During a recent weekend, she and her husband discussed the distinction between sponsorship and commercials. "We concluded that there wasn’t any difference, other than in the minds of the public," she says. Her solution: more government funding.
Public radio’s sponsorships technically aren’t advertising. Under FCC rules, sponsors can describe products and give out their telephone numbers. They can’t, however, mention prices, ask listeners to buy their product or use comparative or qualitative descriptions such as "best."
NPR’s ombudsman, Jeffery Dvorkin, says he hears from dozens of listeners each quarter concerned about corporate influence on programming as well as the number of messages. While complaints about underwriting trail issues such as Middle East coverage, he adds that "listeners are more anxious about this than they ever were."
There is no formal tally of how much advertising is aired on public radio. Individual stations acknowledge they are filling more of the slots set aside for local sponsorship, which average between 90 seconds to three minutes per hour depending on the station and the show.
WBUR in Boston fills as much as 60% of its available slots, compared with around 30% 10 years ago, says station manager Corey Lewis. The unsold ad time is typically filled with music or information about coming programs.
NPR has added 24 seconds an hour of sponsorship to its syndicated programming over the past decade, bringing the total to 1½ minutes an hour. NPR keeps its announcements to 10 seconds long. They are read by an NPR employee in a neutral voice that is supposed to blend in with the programming.
"There are ways to do [sponsorship announcements] that are consistent to the values of public radio," says Ken Stern, NPR’s chief operating officer. "People are turned off by length. People expect them to be informational, not salesmanlike."
The network encourages member stations to be equally sparing. Some commercial-radio stations, by contrast, air more than 15 minutes of advertising an hour.
As public radio’s advertising ambitions grow, commercial competitors, already under pressure, are getting edgy. Commercial radio’s revenue has hovered at $20 billion for the last few years as listeners spend less time with the medium. Executives at the handful of big players in the much-consolidated field worry about competition from emerging media such as Internet radio, satellite radio, iPods and now public radio.
"What you’re seeing is public broadcasting moving toward commercialization, and that is troubling," says Saul Levine, owner of Los Angeles-based Mount Wilson FM Broadcasters Inc. "As they become the equal of commercial stations, they should be treated the same." Public radio gets perks such as tax exemptions.
Public radio is tinkering with how far it can push sponsorship and not alienate listeners. Take "Marketplace," the business show produced and distributed by American Public Media. Norma Cox, APM’s national sales manager, now allows sponsors to buy a few weeks of advertising at a time, instead of the full year required previously. She also allows them to change spots on 48 hours’ notice. Before, sponsors needed to make changes several weeks in advance.

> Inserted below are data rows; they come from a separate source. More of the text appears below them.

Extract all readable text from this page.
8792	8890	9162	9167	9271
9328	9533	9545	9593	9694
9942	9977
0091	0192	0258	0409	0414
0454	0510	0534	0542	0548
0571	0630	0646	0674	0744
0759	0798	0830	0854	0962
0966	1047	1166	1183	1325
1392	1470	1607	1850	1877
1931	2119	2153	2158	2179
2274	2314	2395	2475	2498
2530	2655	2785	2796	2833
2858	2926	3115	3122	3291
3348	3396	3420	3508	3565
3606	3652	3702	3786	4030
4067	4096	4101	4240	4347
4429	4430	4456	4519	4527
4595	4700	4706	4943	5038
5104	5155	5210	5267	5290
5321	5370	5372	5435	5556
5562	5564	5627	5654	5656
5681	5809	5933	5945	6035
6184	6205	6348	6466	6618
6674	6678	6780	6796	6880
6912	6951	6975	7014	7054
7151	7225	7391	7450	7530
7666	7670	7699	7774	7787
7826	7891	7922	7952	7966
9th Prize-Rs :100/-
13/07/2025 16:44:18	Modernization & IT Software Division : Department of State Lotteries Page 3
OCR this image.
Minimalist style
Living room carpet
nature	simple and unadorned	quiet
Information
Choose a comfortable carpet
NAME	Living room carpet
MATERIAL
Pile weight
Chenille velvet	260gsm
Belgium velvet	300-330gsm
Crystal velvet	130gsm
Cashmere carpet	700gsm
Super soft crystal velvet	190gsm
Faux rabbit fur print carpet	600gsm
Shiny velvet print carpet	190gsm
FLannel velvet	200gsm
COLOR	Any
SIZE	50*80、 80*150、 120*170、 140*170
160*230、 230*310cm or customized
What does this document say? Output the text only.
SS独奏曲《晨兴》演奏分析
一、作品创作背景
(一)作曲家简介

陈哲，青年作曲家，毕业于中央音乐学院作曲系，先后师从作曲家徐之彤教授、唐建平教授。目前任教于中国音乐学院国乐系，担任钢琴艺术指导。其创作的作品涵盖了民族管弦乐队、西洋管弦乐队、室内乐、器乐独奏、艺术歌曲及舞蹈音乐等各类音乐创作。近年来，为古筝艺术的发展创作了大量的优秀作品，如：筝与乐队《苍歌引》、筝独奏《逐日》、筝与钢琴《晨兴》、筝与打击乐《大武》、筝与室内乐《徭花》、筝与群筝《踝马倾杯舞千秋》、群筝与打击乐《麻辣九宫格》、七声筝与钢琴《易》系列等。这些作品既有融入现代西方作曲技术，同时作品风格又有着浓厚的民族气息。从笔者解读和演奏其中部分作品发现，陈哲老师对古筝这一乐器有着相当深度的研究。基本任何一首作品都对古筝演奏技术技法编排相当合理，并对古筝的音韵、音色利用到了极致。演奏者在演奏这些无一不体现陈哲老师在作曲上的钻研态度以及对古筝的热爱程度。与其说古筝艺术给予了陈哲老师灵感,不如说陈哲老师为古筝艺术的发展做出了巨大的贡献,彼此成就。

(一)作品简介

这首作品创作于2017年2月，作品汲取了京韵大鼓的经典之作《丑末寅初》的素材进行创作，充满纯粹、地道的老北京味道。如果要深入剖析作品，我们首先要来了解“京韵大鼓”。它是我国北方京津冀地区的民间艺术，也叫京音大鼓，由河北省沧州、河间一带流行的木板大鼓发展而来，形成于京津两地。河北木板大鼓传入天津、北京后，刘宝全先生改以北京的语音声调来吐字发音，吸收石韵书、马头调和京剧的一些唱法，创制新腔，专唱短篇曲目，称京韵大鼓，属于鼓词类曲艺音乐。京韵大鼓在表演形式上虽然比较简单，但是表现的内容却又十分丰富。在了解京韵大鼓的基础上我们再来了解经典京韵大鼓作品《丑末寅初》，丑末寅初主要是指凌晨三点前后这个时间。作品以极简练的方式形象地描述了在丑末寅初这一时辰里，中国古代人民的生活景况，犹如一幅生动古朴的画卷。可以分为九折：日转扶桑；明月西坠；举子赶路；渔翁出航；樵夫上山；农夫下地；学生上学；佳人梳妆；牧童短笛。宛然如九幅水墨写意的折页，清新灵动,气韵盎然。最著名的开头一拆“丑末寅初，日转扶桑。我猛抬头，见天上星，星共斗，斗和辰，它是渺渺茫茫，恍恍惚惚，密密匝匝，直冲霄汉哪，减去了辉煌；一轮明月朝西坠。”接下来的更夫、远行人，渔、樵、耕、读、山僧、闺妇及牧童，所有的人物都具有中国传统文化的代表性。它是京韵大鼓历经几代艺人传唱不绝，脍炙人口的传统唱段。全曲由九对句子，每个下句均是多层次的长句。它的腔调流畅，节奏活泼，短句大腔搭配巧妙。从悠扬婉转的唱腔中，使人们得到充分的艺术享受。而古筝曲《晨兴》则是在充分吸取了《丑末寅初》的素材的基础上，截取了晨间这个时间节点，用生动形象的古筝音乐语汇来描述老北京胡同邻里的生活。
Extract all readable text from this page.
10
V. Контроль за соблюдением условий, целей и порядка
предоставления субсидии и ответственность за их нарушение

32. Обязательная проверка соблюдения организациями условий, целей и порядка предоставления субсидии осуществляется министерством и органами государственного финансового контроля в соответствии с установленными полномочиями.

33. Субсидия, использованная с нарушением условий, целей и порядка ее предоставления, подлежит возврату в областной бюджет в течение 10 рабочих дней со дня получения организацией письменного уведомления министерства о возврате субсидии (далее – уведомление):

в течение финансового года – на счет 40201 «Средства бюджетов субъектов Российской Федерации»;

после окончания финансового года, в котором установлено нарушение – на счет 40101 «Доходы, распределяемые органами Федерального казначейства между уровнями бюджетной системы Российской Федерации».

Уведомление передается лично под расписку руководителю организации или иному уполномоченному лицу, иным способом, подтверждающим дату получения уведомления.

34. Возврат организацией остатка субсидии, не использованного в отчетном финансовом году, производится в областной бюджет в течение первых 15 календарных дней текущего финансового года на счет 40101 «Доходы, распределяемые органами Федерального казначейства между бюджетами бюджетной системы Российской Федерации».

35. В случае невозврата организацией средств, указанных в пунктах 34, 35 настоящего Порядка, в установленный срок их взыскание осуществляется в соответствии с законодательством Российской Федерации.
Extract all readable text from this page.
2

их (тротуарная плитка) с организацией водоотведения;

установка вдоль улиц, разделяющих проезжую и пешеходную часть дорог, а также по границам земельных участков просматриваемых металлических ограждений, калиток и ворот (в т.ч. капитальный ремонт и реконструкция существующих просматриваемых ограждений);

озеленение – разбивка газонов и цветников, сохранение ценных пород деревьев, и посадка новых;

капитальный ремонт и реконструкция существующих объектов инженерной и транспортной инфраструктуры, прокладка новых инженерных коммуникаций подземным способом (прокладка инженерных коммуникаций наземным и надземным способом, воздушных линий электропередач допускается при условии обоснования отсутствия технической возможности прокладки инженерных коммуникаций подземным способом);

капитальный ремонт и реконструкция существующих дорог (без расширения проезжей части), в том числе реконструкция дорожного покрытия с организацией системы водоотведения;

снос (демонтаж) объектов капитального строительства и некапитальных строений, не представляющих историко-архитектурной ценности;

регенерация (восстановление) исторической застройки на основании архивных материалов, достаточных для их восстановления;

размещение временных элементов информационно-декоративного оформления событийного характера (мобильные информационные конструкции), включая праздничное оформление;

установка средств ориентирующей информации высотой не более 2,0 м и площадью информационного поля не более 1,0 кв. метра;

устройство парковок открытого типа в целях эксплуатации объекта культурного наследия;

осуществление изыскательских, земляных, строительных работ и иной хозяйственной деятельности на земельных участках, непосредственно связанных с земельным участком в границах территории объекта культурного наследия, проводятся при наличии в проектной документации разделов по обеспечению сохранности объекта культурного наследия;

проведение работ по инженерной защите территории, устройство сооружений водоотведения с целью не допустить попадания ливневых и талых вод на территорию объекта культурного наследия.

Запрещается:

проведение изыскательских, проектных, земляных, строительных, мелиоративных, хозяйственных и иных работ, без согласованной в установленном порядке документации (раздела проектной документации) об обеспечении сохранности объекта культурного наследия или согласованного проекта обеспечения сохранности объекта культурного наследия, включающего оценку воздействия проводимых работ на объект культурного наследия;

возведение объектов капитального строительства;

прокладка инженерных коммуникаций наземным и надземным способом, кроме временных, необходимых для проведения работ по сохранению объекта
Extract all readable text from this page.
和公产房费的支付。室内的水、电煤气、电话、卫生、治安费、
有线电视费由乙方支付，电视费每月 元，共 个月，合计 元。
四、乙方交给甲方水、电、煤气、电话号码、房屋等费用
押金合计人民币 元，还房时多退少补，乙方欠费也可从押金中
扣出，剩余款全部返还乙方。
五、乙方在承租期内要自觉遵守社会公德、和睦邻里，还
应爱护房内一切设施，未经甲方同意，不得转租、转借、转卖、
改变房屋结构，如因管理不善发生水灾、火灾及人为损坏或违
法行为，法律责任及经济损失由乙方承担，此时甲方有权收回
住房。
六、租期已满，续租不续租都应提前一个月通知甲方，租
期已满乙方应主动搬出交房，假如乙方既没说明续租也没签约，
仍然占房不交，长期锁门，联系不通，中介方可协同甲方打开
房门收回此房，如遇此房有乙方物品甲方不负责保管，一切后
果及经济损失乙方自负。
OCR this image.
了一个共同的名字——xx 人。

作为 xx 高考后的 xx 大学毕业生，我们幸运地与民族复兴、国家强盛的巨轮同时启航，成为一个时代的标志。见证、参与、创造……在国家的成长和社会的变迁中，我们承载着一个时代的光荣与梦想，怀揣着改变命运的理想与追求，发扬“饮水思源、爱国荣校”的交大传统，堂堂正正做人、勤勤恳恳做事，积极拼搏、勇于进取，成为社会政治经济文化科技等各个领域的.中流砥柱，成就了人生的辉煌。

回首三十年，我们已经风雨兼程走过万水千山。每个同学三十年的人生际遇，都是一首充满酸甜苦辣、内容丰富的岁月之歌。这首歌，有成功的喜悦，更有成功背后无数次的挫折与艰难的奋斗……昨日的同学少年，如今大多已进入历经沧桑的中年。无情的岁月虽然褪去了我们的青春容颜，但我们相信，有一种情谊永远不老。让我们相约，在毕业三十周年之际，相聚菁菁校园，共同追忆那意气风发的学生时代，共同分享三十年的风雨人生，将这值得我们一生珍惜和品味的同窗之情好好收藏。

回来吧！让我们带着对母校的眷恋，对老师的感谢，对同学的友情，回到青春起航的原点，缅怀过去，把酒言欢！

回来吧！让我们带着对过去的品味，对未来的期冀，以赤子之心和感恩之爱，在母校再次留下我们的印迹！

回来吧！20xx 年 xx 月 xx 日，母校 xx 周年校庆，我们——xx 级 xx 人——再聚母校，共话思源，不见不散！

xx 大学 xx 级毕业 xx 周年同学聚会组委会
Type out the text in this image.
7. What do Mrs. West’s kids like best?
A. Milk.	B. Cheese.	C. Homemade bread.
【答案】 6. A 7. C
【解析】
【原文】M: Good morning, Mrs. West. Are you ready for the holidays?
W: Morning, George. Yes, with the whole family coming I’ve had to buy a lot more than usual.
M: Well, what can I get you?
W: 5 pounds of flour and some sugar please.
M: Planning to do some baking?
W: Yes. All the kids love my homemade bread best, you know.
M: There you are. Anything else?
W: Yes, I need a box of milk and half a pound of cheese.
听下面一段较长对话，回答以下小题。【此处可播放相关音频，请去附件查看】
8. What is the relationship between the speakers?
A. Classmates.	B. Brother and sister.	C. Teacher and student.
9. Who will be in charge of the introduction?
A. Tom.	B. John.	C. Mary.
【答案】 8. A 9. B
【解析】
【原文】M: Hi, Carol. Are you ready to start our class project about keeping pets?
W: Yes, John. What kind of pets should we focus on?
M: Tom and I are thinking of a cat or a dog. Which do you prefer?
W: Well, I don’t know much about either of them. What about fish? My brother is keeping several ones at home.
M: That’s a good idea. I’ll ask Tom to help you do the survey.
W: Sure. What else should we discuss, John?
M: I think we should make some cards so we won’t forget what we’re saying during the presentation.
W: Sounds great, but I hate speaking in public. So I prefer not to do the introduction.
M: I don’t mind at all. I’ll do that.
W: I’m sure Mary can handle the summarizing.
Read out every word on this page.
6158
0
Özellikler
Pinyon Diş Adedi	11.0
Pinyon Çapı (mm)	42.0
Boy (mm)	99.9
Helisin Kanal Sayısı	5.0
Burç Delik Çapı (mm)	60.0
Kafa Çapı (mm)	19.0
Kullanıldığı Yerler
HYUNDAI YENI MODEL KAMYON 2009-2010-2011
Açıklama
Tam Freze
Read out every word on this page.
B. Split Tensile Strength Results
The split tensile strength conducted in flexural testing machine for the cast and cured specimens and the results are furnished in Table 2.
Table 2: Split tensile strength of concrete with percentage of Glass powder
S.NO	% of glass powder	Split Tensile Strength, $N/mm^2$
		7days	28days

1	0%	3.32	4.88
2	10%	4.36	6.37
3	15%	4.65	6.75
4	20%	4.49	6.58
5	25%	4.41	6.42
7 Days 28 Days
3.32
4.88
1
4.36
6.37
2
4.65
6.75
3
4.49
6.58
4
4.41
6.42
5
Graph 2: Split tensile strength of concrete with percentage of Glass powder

"We are far more responsive to our clients than we used to be," Ms. Cox says. APM has almost doubled its national underwriting revenue to $8.2 million over the past two years.
When she came on board in 2002 from KMSP, a Minneapolis-based News Corp. TV affiliate, "Marketplace" ran 60 seconds of national sponsorship in every half-hour show. Now, it runs 90 seconds of national spots. To make it palatable, Ms. Cox intersperses the sponsorship throughout the show, rather than airing it all at the end, as used to be the case. She also won’t interrupt programming with more than 30 seconds of sponsorship at a time.
Other APM shows such as "Prairie Home Companion" and "The Splendid Table" have made similar changes. Sponsors are happy because they previously felt lost being lumped at the end and Ms. Cox thinks listeners benefit, too. "I think it sounds really good," she says. "It makes the show crisper."